In the world of information technology, all information are in the electronic form. Electronic data are widely generated
and shared. In an increasingly paperless world where data can be so easily manipulated, law firms face a new hurdle:
proving the authenticity of the electronic evidence presented in support of their client’s case. The difficulty is in the
reliability of the electronic data presented and gathered. Electronic data are prone to hacking, alterations and
tampering. Others are done intentionally, while others are altered or destroyed by the introduction of computer virus.

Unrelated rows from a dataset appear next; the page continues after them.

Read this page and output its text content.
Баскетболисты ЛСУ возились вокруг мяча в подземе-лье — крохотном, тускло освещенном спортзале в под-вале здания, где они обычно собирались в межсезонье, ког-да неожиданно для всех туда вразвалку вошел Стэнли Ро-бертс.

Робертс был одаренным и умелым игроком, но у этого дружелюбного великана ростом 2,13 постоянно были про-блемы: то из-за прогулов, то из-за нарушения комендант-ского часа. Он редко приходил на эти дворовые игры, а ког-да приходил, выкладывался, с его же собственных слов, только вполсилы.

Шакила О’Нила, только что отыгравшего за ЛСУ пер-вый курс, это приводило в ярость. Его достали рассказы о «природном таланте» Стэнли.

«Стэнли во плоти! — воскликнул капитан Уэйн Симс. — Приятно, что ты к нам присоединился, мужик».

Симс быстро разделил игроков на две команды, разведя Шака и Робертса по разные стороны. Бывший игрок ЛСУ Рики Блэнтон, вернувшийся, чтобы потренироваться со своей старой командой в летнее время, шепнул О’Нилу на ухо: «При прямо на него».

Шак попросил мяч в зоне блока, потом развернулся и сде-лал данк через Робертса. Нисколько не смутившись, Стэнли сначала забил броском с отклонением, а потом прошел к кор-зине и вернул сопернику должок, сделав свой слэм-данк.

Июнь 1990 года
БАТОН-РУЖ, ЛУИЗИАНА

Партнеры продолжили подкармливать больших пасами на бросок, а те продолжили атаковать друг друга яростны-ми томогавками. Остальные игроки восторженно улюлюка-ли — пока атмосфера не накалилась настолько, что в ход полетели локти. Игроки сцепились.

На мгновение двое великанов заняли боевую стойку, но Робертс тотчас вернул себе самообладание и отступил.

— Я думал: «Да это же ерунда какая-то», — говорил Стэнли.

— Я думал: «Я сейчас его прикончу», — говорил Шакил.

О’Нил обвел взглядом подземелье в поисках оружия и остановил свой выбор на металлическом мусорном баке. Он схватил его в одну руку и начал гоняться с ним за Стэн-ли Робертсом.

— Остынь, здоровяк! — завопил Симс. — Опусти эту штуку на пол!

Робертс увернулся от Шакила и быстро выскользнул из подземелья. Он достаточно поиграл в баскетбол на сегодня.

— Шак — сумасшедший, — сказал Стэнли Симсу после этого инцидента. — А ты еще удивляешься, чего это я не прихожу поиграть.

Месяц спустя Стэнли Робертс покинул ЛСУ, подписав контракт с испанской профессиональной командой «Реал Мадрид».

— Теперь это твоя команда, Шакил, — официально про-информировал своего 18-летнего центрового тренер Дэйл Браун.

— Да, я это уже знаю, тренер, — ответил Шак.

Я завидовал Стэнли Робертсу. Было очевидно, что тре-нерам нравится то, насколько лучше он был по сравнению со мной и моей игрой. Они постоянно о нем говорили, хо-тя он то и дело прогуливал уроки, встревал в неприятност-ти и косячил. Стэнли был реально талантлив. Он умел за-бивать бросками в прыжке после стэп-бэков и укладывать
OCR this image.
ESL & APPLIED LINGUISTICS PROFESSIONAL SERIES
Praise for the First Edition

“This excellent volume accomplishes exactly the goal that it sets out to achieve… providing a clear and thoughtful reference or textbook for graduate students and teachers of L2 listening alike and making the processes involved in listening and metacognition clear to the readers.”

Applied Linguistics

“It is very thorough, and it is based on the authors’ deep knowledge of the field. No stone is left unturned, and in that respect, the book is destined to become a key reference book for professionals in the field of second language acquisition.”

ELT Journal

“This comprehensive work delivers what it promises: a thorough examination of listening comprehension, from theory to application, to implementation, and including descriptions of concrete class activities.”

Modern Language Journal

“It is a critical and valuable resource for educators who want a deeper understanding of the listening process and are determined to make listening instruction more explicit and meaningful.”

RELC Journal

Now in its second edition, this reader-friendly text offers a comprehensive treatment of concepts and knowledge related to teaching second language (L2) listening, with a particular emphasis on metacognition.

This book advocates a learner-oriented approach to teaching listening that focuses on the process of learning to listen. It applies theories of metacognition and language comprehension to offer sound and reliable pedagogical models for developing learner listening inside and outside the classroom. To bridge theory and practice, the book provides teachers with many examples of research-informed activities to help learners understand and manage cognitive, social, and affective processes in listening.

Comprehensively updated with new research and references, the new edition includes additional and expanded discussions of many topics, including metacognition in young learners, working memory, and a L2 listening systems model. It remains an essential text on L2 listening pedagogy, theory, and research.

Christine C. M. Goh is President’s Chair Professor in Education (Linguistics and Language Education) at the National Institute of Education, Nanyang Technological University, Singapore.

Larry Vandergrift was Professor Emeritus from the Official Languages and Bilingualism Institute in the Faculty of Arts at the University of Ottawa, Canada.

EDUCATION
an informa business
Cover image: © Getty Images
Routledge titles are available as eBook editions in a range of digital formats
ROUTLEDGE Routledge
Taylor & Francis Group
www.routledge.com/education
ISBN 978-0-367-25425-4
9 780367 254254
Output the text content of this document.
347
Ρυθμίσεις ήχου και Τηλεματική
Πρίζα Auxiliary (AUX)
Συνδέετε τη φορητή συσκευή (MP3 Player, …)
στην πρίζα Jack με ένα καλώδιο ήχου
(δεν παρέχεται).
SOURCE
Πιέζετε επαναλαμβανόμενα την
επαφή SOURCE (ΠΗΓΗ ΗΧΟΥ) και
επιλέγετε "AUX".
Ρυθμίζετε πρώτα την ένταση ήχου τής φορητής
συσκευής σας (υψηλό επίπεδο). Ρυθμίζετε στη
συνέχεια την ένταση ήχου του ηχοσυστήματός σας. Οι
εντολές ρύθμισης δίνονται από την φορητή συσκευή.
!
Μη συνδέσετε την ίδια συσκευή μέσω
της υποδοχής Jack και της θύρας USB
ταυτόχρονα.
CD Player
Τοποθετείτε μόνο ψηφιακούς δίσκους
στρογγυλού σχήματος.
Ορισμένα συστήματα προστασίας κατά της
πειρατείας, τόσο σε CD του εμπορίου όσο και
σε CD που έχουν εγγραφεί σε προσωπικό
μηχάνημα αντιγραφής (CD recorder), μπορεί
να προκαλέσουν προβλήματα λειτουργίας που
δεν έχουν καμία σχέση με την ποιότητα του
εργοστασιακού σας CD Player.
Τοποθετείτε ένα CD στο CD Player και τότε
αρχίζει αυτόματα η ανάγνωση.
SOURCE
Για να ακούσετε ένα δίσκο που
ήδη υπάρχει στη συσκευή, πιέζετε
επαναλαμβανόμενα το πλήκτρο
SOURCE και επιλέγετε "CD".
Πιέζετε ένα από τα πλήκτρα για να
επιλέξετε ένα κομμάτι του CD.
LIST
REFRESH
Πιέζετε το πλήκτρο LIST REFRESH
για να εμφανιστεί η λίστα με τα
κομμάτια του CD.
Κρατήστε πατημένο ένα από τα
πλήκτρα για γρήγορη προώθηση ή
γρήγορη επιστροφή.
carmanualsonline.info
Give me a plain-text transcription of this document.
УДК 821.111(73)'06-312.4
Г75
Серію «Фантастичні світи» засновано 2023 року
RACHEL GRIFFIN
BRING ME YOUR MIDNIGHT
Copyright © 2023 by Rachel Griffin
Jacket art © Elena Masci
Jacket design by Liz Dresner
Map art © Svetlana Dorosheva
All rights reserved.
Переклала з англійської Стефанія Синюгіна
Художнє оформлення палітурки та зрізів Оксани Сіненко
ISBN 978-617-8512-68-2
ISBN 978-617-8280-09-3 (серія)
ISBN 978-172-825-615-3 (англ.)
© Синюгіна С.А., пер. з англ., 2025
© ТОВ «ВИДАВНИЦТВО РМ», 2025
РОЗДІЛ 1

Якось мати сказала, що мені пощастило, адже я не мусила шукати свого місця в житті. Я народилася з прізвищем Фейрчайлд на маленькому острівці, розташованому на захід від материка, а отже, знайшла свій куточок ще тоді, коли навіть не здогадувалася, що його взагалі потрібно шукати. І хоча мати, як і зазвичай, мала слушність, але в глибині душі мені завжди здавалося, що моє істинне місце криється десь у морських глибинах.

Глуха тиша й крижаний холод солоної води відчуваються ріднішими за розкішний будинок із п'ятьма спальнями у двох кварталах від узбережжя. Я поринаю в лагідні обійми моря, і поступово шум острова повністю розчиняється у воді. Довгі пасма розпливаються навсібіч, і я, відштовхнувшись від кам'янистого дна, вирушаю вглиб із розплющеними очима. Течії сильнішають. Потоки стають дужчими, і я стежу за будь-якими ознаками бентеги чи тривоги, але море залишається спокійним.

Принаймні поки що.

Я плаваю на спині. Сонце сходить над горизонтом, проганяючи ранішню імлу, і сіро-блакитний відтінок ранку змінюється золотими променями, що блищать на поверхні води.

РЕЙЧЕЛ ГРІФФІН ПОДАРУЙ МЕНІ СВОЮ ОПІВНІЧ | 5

Nevertheless, electronic data submitted can be questioned on its authenticity, integrity and quality to be offered as
evidence in a dispute. Electronic evidence are now accepted as a primary evidence provided it passes authenticity
and the manner it was generated, acquired and presented. A lawyer has to know the methods of properly ensuring
the reliability and accuracy of its data, particularly the electronic data.

Electronic evidence shall have the legal effect, validity and enforceability of any other legal document or writing. That
is why electronic data when presented as evidence must be convincing as to its authenticity that it is the original data.
The burden rests on the parties presenting it. It must follow the rules on electronic evidence and correlate it to
RA8792, which the evidentiary value of the data from e-commerce law.

It is as simple as to challenge the effectiveness of a company’s control and processes, and to ensure the authenticity
of ESI and cause considerable resources allocated to defend the effectiveness of external controls. Most electronic
data of large organizations are reliable, while some are not. In these times, one must ensure that the electronic data
are true and accurate especially while engaging in e-commerce. Digital time stamping is the common tool to ensure
the security and authenticity of electronic data. Most developers and servers provide a way of tracing the evidentiary
values of every link posted and every file generated to ensure traceability.